1. Load the tsuga dataset from this repository.
library(data.table)
## working directory should be: vu_advstats_students
tsuga = readRDS("data/tsuga.rds")

## if you don't have the repository saved locally
# tsuga = readRDS(url("https://github.com/ltalluto/vu_advstats_students/raw/main/data/tsuga.rds"))

This dataset gives statistics about Tsuga canadensis observed over multiple years in forest plots in eastern Canada. Included are the number of trees born, the number observed to have died that year, the total number of trees (including dead ones) n, and the climate. Filter the dataset so that it contains only observations from the year 2005 with at least 1 individual (n > 0)

  1. Write a function taking three parameters:
    1. p: a single value, the probability that a randomly chosen individual is dead
    2. n: a vector, the number of trees in each plot
    3. k: a vector, the number of dead trees in each plot
    4. The function should return the log likelihood: \(\log pr(n,k|p)\)
# n and k are vectors
lfun = function(p, n, k) {
   ## function body
   return() ## a single value!
}
  1. Plot the log likelihood across various values of p
    • Hint: you will need to run lfun once for each value of p.

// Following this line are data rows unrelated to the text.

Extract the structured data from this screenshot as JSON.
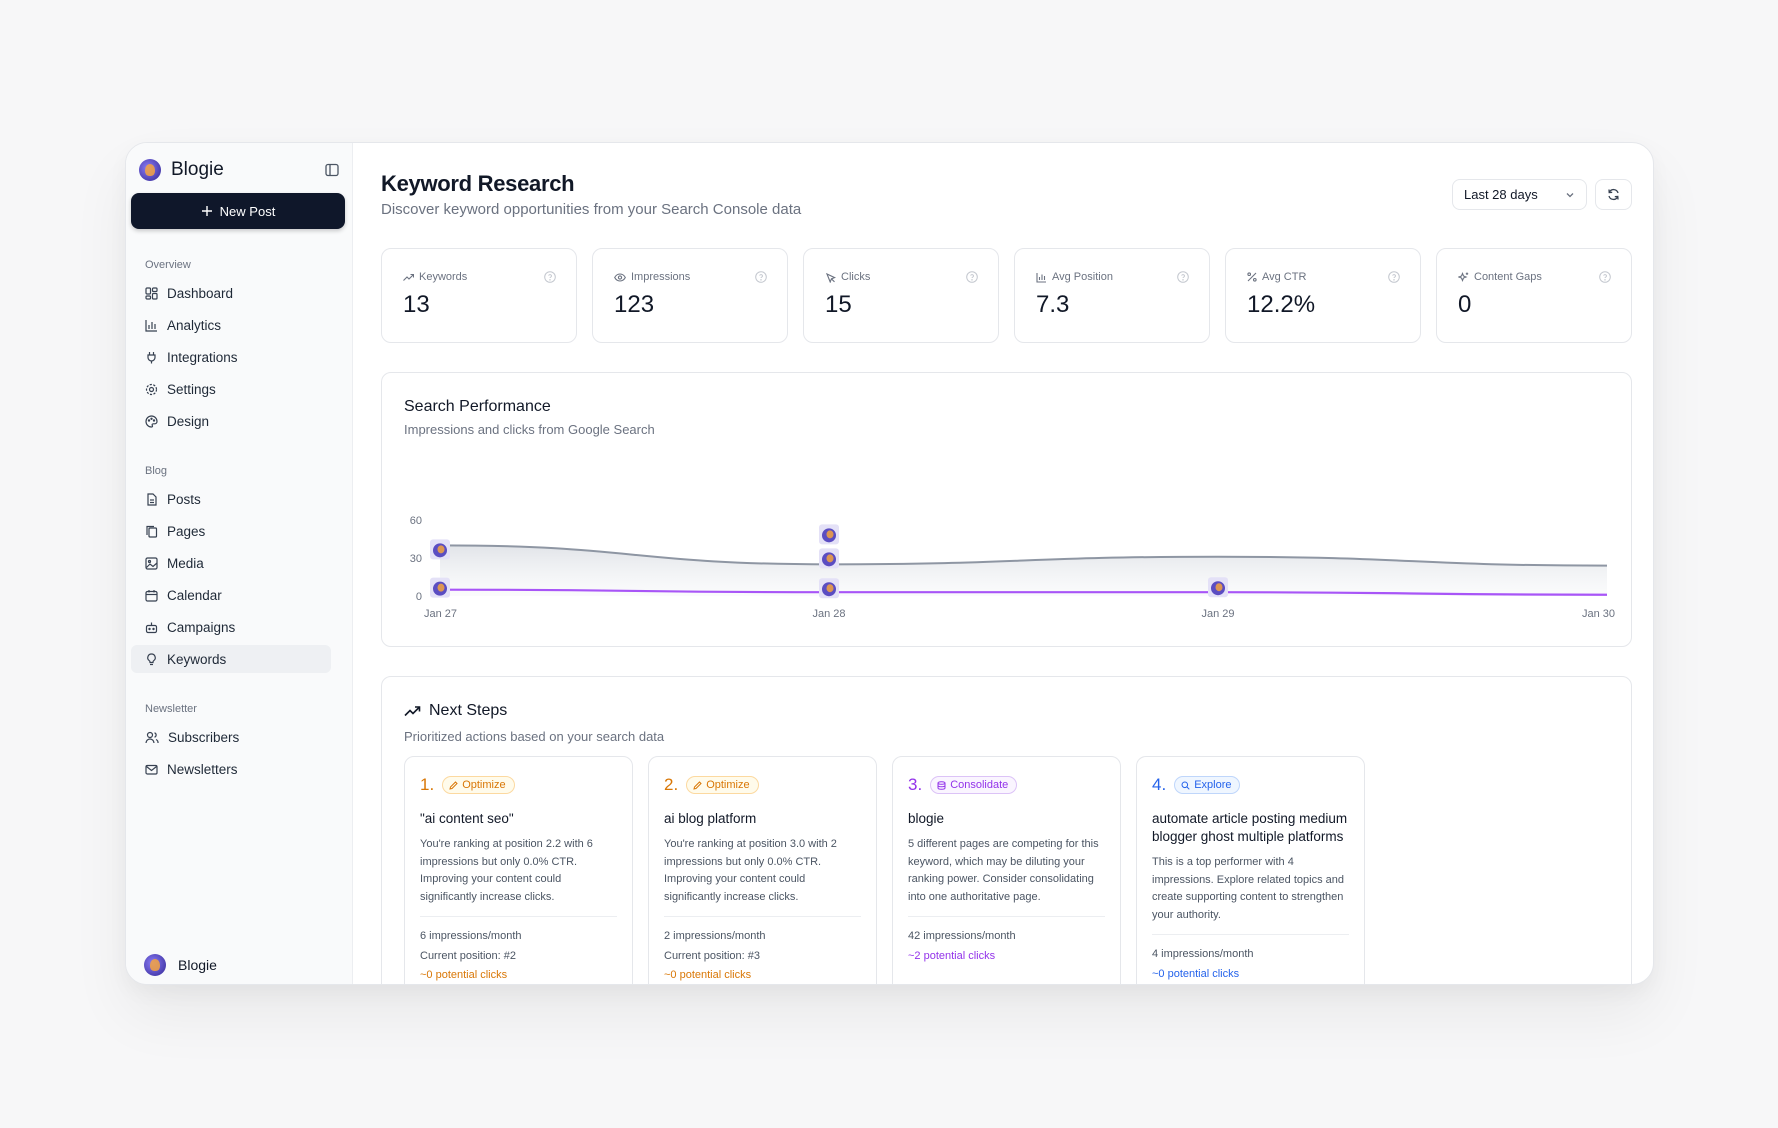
{
  "sidebar": {
    "brand": "Blogie",
    "new_post": "New Post",
    "sections": {
      "overview": "Overview",
      "blog": "Blog",
      "newsletter": "Newsletter"
    },
    "items": {
      "dashboard": "Dashboard",
      "analytics": "Analytics",
      "integrations": "Integrations",
      "settings": "Settings",
      "design": "Design",
      "posts": "Posts",
      "pages": "Pages",
      "media": "Media",
      "calendar": "Calendar",
      "campaigns": "Campaigns",
      "keywords": "Keywords",
      "subscribers": "Subscribers",
      "newsletters": "Newsletters"
    },
    "active": "keywords",
    "footer_name": "Blogie"
  },
  "header": {
    "title": "Keyword Research",
    "subtitle": "Discover keyword opportunities from your Search Console data",
    "range": "Last 28 days"
  },
  "stats": [
    {
      "label": "Keywords",
      "value": "13",
      "icon": "trend-icon"
    },
    {
      "label": "Impressions",
      "value": "123",
      "icon": "eye-icon"
    },
    {
      "label": "Clicks",
      "value": "15",
      "icon": "cursor-icon"
    },
    {
      "label": "Avg Position",
      "value": "7.3",
      "icon": "bar-chart-icon"
    },
    {
      "label": "Avg CTR",
      "value": "12.2%",
      "icon": "percent-icon"
    },
    {
      "label": "Content Gaps",
      "value": "0",
      "icon": "sparkles-icon"
    }
  ],
  "performance": {
    "title": "Search Performance",
    "subtitle": "Impressions and clicks from Google Search"
  },
  "chart_data": {
    "type": "area",
    "x": [
      "Jan 27",
      "Jan 28",
      "Jan 29",
      "Jan 30"
    ],
    "ylim": [
      0,
      60
    ],
    "yticks": [
      "60",
      "30",
      "0"
    ],
    "series": [
      {
        "values": [
          40,
          25,
          31,
          24
        ],
        "color": "#8e96a3"
      },
      {
        "values": [
          5,
          3,
          3,
          1
        ],
        "color": "#a855f7"
      }
    ],
    "grid": false
  },
  "next_steps": {
    "title": "Next Steps",
    "subtitle": "Prioritized actions based on your search data",
    "items": [
      {
        "num": "1.",
        "badge": "Optimize",
        "color": "#d97706",
        "bg": "#fffbeb",
        "border": "#fcd9a0",
        "title": "\"ai content seo\"",
        "desc": "You're ranking at position 2.2 with 6 impressions but only 0.0% CTR. Improving your content could significantly increase clicks.",
        "impressions": "6 impressions/month",
        "position": "Current position: #2",
        "potential": "~0 potential clicks"
      },
      {
        "num": "2.",
        "badge": "Optimize",
        "color": "#d97706",
        "bg": "#fffbeb",
        "border": "#fcd9a0",
        "title": "ai blog platform",
        "desc": "You're ranking at position 3.0 with 2 impressions but only 0.0% CTR. Improving your content could significantly increase clicks.",
        "impressions": "2 impressions/month",
        "position": "Current position: #3",
        "potential": "~0 potential clicks"
      },
      {
        "num": "3.",
        "badge": "Consolidate",
        "color": "#9333ea",
        "bg": "#faf5ff",
        "border": "#dcc3f7",
        "title": "blogie",
        "desc": "5 different pages are competing for this keyword, which may be diluting your ranking power. Consider consolidating into one authoritative page.",
        "impressions": "42 impressions/month",
        "position": "",
        "potential": "~2 potential clicks"
      },
      {
        "num": "4.",
        "badge": "Explore",
        "color": "#2563eb",
        "bg": "#eff6ff",
        "border": "#bfd6fb",
        "title": "automate article posting medium blogger ghost multiple platforms",
        "desc": "This is a top performer with 4 impressions. Explore related topics and create supporting content to strengthen your authority.",
        "impressions": "4 impressions/month",
        "position": "",
        "potential": "~0 potential clicks"
      }
    ]
  }
}
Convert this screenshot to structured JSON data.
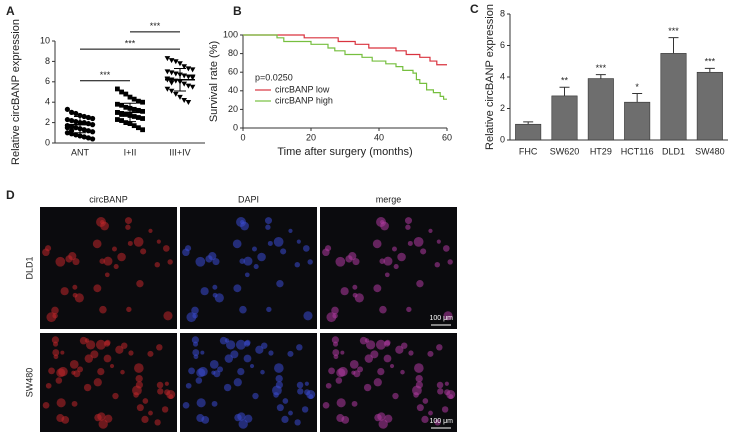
{
  "chart_data": [
    {
      "type": "strip",
      "label": "A",
      "ylabel": "Relative circBANP expression",
      "categories": [
        "ANT",
        "I+II",
        "III+IV"
      ],
      "markers": [
        "circle",
        "square",
        "triangle"
      ],
      "color": "#000000",
      "groups": [
        {
          "values": [
            3.3,
            3.0,
            2.9,
            2.7,
            2.6,
            2.5,
            2.4,
            2.3,
            2.2,
            2.1,
            2.0,
            2.0,
            1.9,
            1.8,
            1.7,
            1.6,
            1.5,
            1.4,
            1.3,
            1.2,
            1.1,
            1.0,
            0.9,
            0.8,
            0.7,
            0.6,
            0.5,
            0.4,
            1.5,
            1.2
          ],
          "mean": 1.8,
          "sd": 0.8
        },
        {
          "values": [
            5.3,
            5.0,
            4.8,
            4.5,
            4.3,
            4.1,
            4.0,
            3.8,
            3.7,
            3.5,
            3.4,
            3.3,
            3.2,
            3.1,
            3.0,
            2.9,
            2.8,
            2.7,
            2.6,
            2.5,
            2.4,
            2.3,
            2.2,
            2.0,
            1.9,
            1.7,
            1.5,
            1.3,
            3.0,
            2.8
          ],
          "mean": 3.0,
          "sd": 0.9
        },
        {
          "values": [
            8.3,
            8.1,
            8.0,
            7.8,
            7.5,
            7.3,
            7.2,
            7.0,
            6.9,
            6.8,
            6.7,
            6.6,
            6.5,
            6.4,
            6.3,
            6.2,
            6.1,
            6.0,
            5.8,
            5.6,
            5.5,
            5.3,
            5.1,
            4.8,
            4.5,
            4.2,
            4.0,
            6.5,
            6.2,
            5.9
          ],
          "mean": 6.2,
          "sd": 1.1
        }
      ],
      "significance": [
        {
          "label": "***",
          "between": [
            0,
            1
          ],
          "y": 6.1
        },
        {
          "label": "***",
          "between": [
            0,
            2
          ],
          "y": 9.2
        },
        {
          "label": "***",
          "between": [
            1,
            2
          ],
          "y": 10.9
        }
      ],
      "ylim": [
        0,
        10
      ],
      "yticks": [
        0,
        2,
        4,
        6,
        8,
        10
      ]
    },
    {
      "type": "line",
      "label": "B",
      "xlabel": "Time after surgery (months)",
      "ylabel": "Survival rate (%)",
      "annotation": "p=0.0250",
      "legend": "lower-left",
      "series": [
        {
          "name": "circBANP low",
          "color": "#d9333f",
          "x": [
            0,
            18,
            18,
            28,
            28,
            33,
            33,
            37,
            37,
            45,
            45,
            48,
            48,
            52,
            52,
            55,
            55,
            57,
            57,
            60
          ],
          "values": [
            100,
            100,
            97,
            97,
            93,
            93,
            90,
            90,
            86,
            86,
            83,
            83,
            79,
            79,
            76,
            76,
            72,
            72,
            68,
            68
          ]
        },
        {
          "name": "circBANP high",
          "color": "#76bf3f",
          "x": [
            0,
            10,
            10,
            12,
            12,
            20,
            20,
            25,
            25,
            27,
            27,
            30,
            30,
            35,
            35,
            38,
            38,
            42,
            42,
            45,
            45,
            47,
            47,
            50,
            50,
            51,
            51,
            52,
            52,
            54,
            54,
            56,
            56,
            58,
            58,
            59,
            59,
            60
          ],
          "values": [
            100,
            100,
            97,
            97,
            93,
            93,
            90,
            90,
            86,
            86,
            83,
            83,
            79,
            79,
            76,
            76,
            72,
            72,
            69,
            69,
            66,
            66,
            62,
            62,
            59,
            59,
            52,
            52,
            48,
            48,
            41,
            41,
            38,
            38,
            34,
            34,
            31,
            31
          ]
        }
      ],
      "xlim": [
        0,
        60
      ],
      "xticks": [
        0,
        20,
        40,
        60
      ],
      "ylim": [
        0,
        100
      ],
      "yticks": [
        0,
        20,
        40,
        60,
        80,
        100
      ]
    },
    {
      "type": "bar",
      "label": "C",
      "ylabel": "Relative circBANP expression",
      "categories": [
        "FHC",
        "SW620",
        "HT29",
        "HCT116",
        "DLD1",
        "SW480"
      ],
      "values": [
        1.0,
        2.8,
        3.9,
        2.4,
        5.5,
        4.3
      ],
      "errors": [
        0.15,
        0.55,
        0.25,
        0.55,
        1.0,
        0.25
      ],
      "value_labels": [
        null,
        "**",
        "***",
        "*",
        "***",
        "***"
      ],
      "color": "#6e6e6e",
      "ylim": [
        0,
        8
      ],
      "yticks": [
        0,
        2,
        4,
        6,
        8
      ]
    }
  ],
  "images": {
    "label": "D",
    "columns": [
      "circBANP",
      "DAPI",
      "merge"
    ],
    "rows": [
      "DLD1",
      "SW480"
    ],
    "scale_bar": "100 μm"
  }
}
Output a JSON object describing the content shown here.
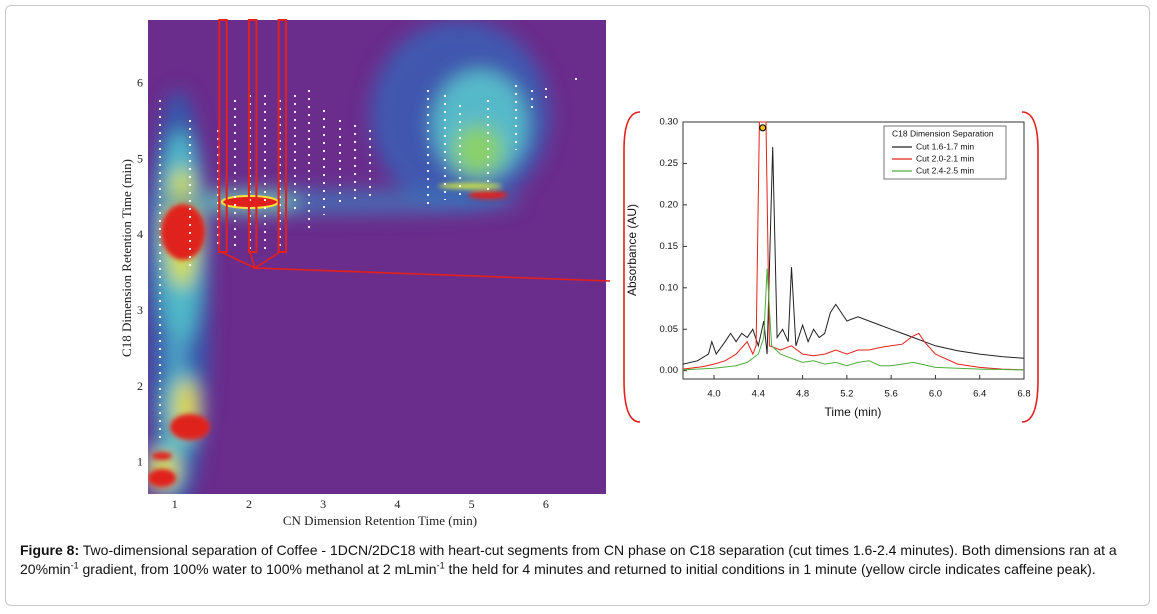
{
  "caption": {
    "label": "Figure 8:",
    "parts": [
      "Two-dimensional separation of Coffee - 1DCN/2DC18 with heart-cut segments from CN phase on C18 separation (cut times 1.6-2.4 minutes). Both dimensions ran at a 20%min",
      "-1",
      " gradient, from 100% water to 100% methanol at 2 mLmin",
      "-1",
      " the held for 4 minutes and returned to initial conditions in 1 minute (yellow circle indicates caffeine peak)."
    ]
  },
  "chart_data": [
    {
      "type": "contour",
      "xlabel": "CN Dimension Retention Time (min)",
      "ylabel": "C18 Dimension Retention Time (min)",
      "xlim": [
        0.64,
        6.81
      ],
      "ylim": [
        0.59,
        6.84
      ],
      "xticks": [
        1,
        2,
        3,
        4,
        5,
        6
      ],
      "yticks": [
        1,
        2,
        3,
        4,
        5,
        6
      ],
      "cuts": [
        [
          1.6,
          1.7
        ],
        [
          2.0,
          2.1
        ],
        [
          2.4,
          2.5
        ]
      ],
      "cut_color": "#e3201b"
    },
    {
      "type": "line",
      "xlabel": "Time (min)",
      "ylabel": "Absorbance (AU)",
      "legend_title": "C18 Dimension Separation",
      "xlim": [
        3.72,
        6.8
      ],
      "ylim": [
        -0.01,
        0.3
      ],
      "xticks": [
        {
          "value": 4.0,
          "label": "4.0"
        },
        4.4,
        4.8,
        5.2,
        5.6,
        {
          "value": 6.0,
          "label": "6.0"
        },
        6.4,
        6.8
      ],
      "yticks": [
        {
          "value": 0,
          "label": "0.00"
        },
        0.05,
        {
          "value": 0.1,
          "label": "0.10"
        },
        0.15,
        {
          "value": 0.2,
          "label": "0.20"
        },
        0.25,
        {
          "value": 0.3,
          "label": "0.30"
        }
      ],
      "marker": {
        "x": 4.44,
        "y": 0.293,
        "color": "#f5c400"
      },
      "series": [
        {
          "name": "Cut 1.6-1.7 min",
          "color": "#222222",
          "x": [
            3.72,
            3.85,
            3.95,
            3.98,
            4.02,
            4.1,
            4.15,
            4.2,
            4.25,
            4.3,
            4.35,
            4.4,
            4.45,
            4.48,
            4.53,
            4.57,
            4.62,
            4.67,
            4.7,
            4.74,
            4.8,
            4.85,
            4.9,
            4.95,
            5.0,
            5.05,
            5.1,
            5.2,
            5.3,
            5.4,
            5.5,
            5.6,
            5.7,
            5.8,
            5.9,
            6.0,
            6.2,
            6.4,
            6.6,
            6.8
          ],
          "values": [
            0.008,
            0.012,
            0.02,
            0.035,
            0.02,
            0.035,
            0.045,
            0.035,
            0.045,
            0.04,
            0.05,
            0.03,
            0.06,
            0.02,
            0.27,
            0.04,
            0.05,
            0.035,
            0.125,
            0.03,
            0.055,
            0.035,
            0.05,
            0.04,
            0.045,
            0.07,
            0.08,
            0.06,
            0.065,
            0.06,
            0.055,
            0.05,
            0.045,
            0.04,
            0.035,
            0.03,
            0.024,
            0.02,
            0.017,
            0.015
          ]
        },
        {
          "name": "Cut 2.0-2.1 min",
          "color": "#e3201b",
          "x": [
            3.72,
            3.9,
            4.0,
            4.1,
            4.2,
            4.3,
            4.35,
            4.38,
            4.41,
            4.47,
            4.5,
            4.6,
            4.7,
            4.8,
            4.9,
            5.0,
            5.1,
            5.2,
            5.3,
            5.4,
            5.5,
            5.6,
            5.7,
            5.8,
            5.85,
            5.9,
            6.0,
            6.2,
            6.4,
            6.6,
            6.8
          ],
          "values": [
            0.002,
            0.005,
            0.008,
            0.012,
            0.02,
            0.035,
            0.02,
            0.03,
            0.3,
            0.3,
            0.03,
            0.025,
            0.03,
            0.02,
            0.018,
            0.02,
            0.025,
            0.02,
            0.025,
            0.025,
            0.028,
            0.03,
            0.032,
            0.042,
            0.045,
            0.035,
            0.02,
            0.008,
            0.004,
            0.002,
            0.001
          ]
        },
        {
          "name": "Cut 2.4-2.5 min",
          "color": "#4caf3a",
          "x": [
            3.72,
            4.0,
            4.2,
            4.3,
            4.4,
            4.45,
            4.48,
            4.52,
            4.6,
            4.7,
            4.8,
            4.9,
            5.0,
            5.1,
            5.2,
            5.3,
            5.4,
            5.5,
            5.6,
            5.7,
            5.8,
            5.9,
            6.0,
            6.4,
            6.8
          ],
          "values": [
            0.001,
            0.003,
            0.006,
            0.01,
            0.02,
            0.04,
            0.123,
            0.03,
            0.02,
            0.015,
            0.01,
            0.012,
            0.008,
            0.01,
            0.006,
            0.01,
            0.012,
            0.006,
            0.006,
            0.008,
            0.01,
            0.007,
            0.004,
            0.002,
            0.001
          ]
        }
      ]
    }
  ]
}
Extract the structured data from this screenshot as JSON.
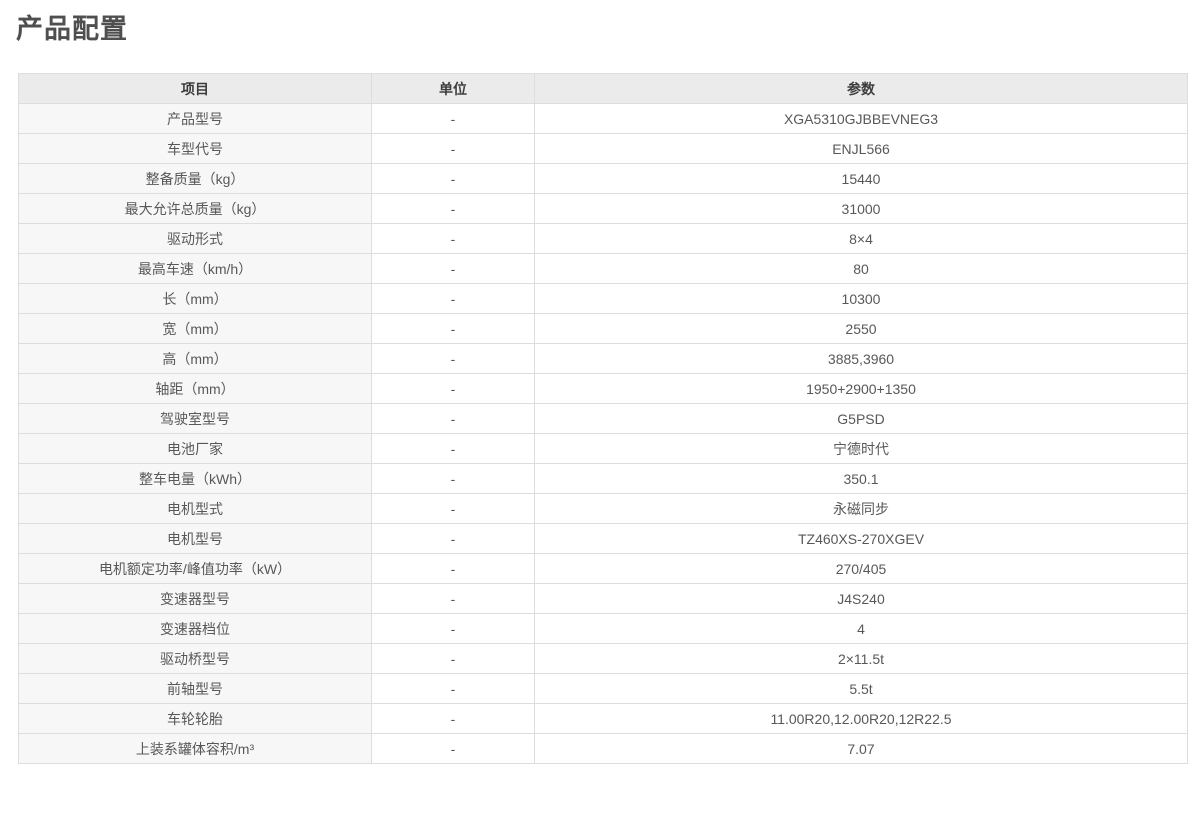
{
  "page": {
    "title": "产品配置"
  },
  "colors": {
    "header_bg": "#ebebeb",
    "item_column_bg": "#f7f7f7",
    "border": "#dddddd",
    "title_text": "#4f4f4f",
    "cell_text": "#585858"
  },
  "table": {
    "columns": [
      {
        "key": "item",
        "label": "项目"
      },
      {
        "key": "unit",
        "label": "单位"
      },
      {
        "key": "param",
        "label": "参数"
      }
    ],
    "rows": [
      {
        "item": "产品型号",
        "unit": "-",
        "param": "XGA5310GJBBEVNEG3"
      },
      {
        "item": "车型代号",
        "unit": "-",
        "param": "ENJL566"
      },
      {
        "item": "整备质量（kg）",
        "unit": "-",
        "param": "15440"
      },
      {
        "item": "最大允许总质量（kg）",
        "unit": "-",
        "param": "31000"
      },
      {
        "item": "驱动形式",
        "unit": "-",
        "param": "8×4"
      },
      {
        "item": "最高车速（km/h）",
        "unit": "-",
        "param": "80"
      },
      {
        "item": "长（mm）",
        "unit": "-",
        "param": "10300"
      },
      {
        "item": "宽（mm）",
        "unit": "-",
        "param": "2550"
      },
      {
        "item": "高（mm）",
        "unit": "-",
        "param": "3885,3960"
      },
      {
        "item": "轴距（mm）",
        "unit": "-",
        "param": "1950+2900+1350"
      },
      {
        "item": "驾驶室型号",
        "unit": "-",
        "param": "G5PSD"
      },
      {
        "item": "电池厂家",
        "unit": "-",
        "param": "宁德时代"
      },
      {
        "item": "整车电量（kWh）",
        "unit": "-",
        "param": "350.1"
      },
      {
        "item": "电机型式",
        "unit": "-",
        "param": "永磁同步"
      },
      {
        "item": "电机型号",
        "unit": "-",
        "param": "TZ460XS-270XGEV"
      },
      {
        "item": "电机额定功率/峰值功率（kW）",
        "unit": "-",
        "param": "270/405"
      },
      {
        "item": "变速器型号",
        "unit": "-",
        "param": "J4S240"
      },
      {
        "item": "变速器档位",
        "unit": "-",
        "param": "4"
      },
      {
        "item": "驱动桥型号",
        "unit": "-",
        "param": "2×11.5t"
      },
      {
        "item": "前轴型号",
        "unit": "-",
        "param": "5.5t"
      },
      {
        "item": "车轮轮胎",
        "unit": "-",
        "param": "11.00R20,12.00R20,12R22.5"
      },
      {
        "item": "上装系罐体容积/m³",
        "unit": "-",
        "param": "7.07"
      }
    ]
  }
}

This is most efficiently accomplished using sapply, but a for loop will also work.
  2. Use optim to find the MLE for p
  3. Is the answer different from mean(dat$died/dat$n)? If so, why?
  4. Write two more functions, one to estimate a prior for p, and one to compute the log posterior. You may choose the prior distribution and hyperparameters as you like, but they should respect the constraint that p must be between zero and one.
  5. Plot the prior and unnormalized posterior. Compare plots with different prior hyperparameters
  6. Compute the maximum a posteriori estimate for p using optim.
  7. Write a stan model to compute the maximum a posteriori estimate for p, and then fit it using optimizing.

Bonus

  1. Write a Stan program to estimate the mean number of trees per plot.
    1. What kind of statistical process could generate these data?
    2. What is an appropriate likelihood function? prior?
    3. Compute the MAP estimate.
    4. How does the MAP compare to mean(dat$n)?
  2. Use the MAP estimate from 2c and the r****() function corresponding to the likelihood function to simulate a new dataset, with as many observations as in the original data.
    1. Compare a histogram and summary statistics of your simulated data with the real data. Note any similarities and differences.
    2. Consider how you could improve this generative model to better describe the dataset. Do you need a new likelihood function?